I don't even take time to change clothes. They're almost dry and who's going to see me anyway? We grab a bag of his dog food, some doughnuts from Lovie's stash, and coffee made in the room, then head to the riverside park.

In the damp chill of dawn, we sit on benches with the rising sun at our backs, loading up on carbs and sugar. The play of color and light across the water is spectacular. Of one accord (Lovie and I can practically read each other's mind), we don't talk. Awe leaves no room for murder.

Until today “the mighty Mississippi” was merely a term I've heard since grade school. Now it's a visceral feeling, a bone-deep affirmation.

“It makes you feel like you ought to sing,” Lovie says.

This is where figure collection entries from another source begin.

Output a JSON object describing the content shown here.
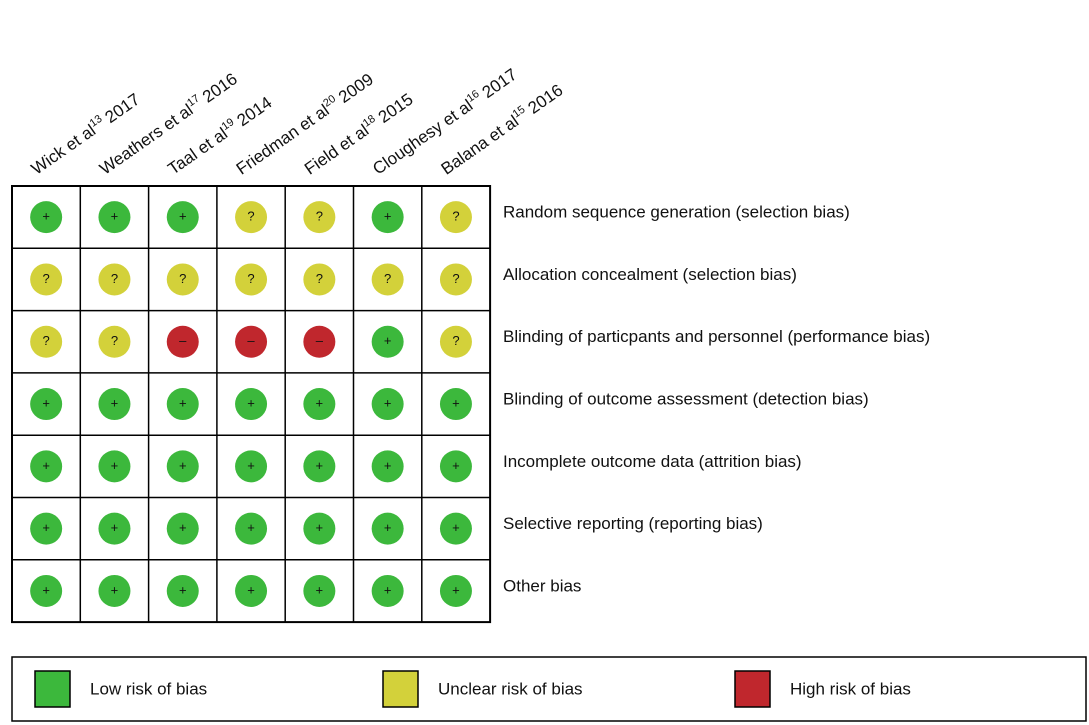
{
  "studies": [
    {
      "name": "Wick et al",
      "ref": "13",
      "year": "2017"
    },
    {
      "name": "Weathers et al",
      "ref": "17",
      "year": "2016"
    },
    {
      "name": "Taal et al",
      "ref": "19",
      "year": "2014"
    },
    {
      "name": "Friedman et al",
      "ref": "20",
      "year": "2009"
    },
    {
      "name": "Field et al",
      "ref": "18",
      "year": "2015"
    },
    {
      "name": "Cloughesy et al",
      "ref": "16",
      "year": "2017"
    },
    {
      "name": "Balana et al",
      "ref": "15",
      "year": "2016"
    }
  ],
  "domains": [
    "Random sequence generation (selection bias)",
    "Allocation concealment (selection bias)",
    "Blinding of particpants and personnel (performance bias)",
    "Blinding of outcome assessment (detection bias)",
    "Incomplete outcome data (attrition bias)",
    "Selective reporting (reporting bias)",
    "Other bias"
  ],
  "judgments": [
    [
      "+",
      "+",
      "+",
      "?",
      "?",
      "+",
      "?"
    ],
    [
      "?",
      "?",
      "?",
      "?",
      "?",
      "?",
      "?"
    ],
    [
      "?",
      "?",
      "–",
      "–",
      "–",
      "+",
      "?"
    ],
    [
      "+",
      "+",
      "+",
      "+",
      "+",
      "+",
      "+"
    ],
    [
      "+",
      "+",
      "+",
      "+",
      "+",
      "+",
      "+"
    ],
    [
      "+",
      "+",
      "+",
      "+",
      "+",
      "+",
      "+"
    ],
    [
      "+",
      "+",
      "+",
      "+",
      "+",
      "+",
      "+"
    ]
  ],
  "legend": [
    {
      "label": "Low risk of bias",
      "color": "#3cb83c",
      "symbol": "+"
    },
    {
      "label": "Unclear risk of bias",
      "color": "#d3d13a",
      "symbol": "?"
    },
    {
      "label": "High risk of bias",
      "color": "#c0272d",
      "symbol": "–"
    }
  ]
}
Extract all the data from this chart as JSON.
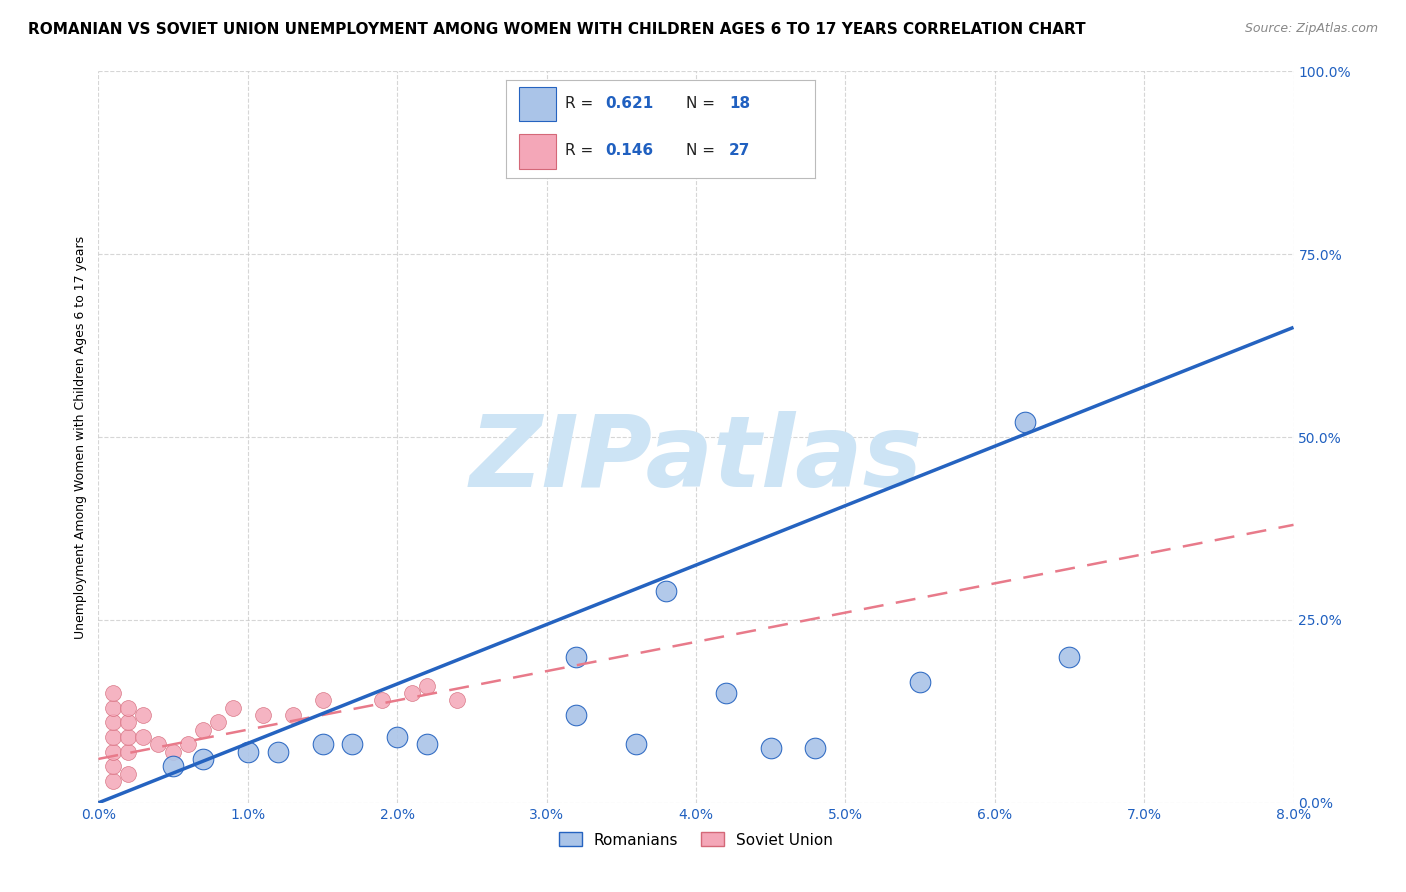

Why not? Maybe it will bring some sanity into chaos. Lovie and I sing duets at Wildwood Chapel all the time. When I start “How Great Thou Art” in a clear, high soprano, she joins in with a dusky-voiced alto.

Naturally Elvis prances up, throws back his head, and howls. It was one of his alter ego's biggest hits and his favorite song, to boot.

But music can't compete with murder, and the song peters out. My dog trots off to pee on an oak tree, and I start putting two and two together.

“I think Mr. Whitenton might have killed Gloria Divine,” I tell Lovie. “And maybe even Babs Mabry Mims.”

“What makes you think that? The scratches?”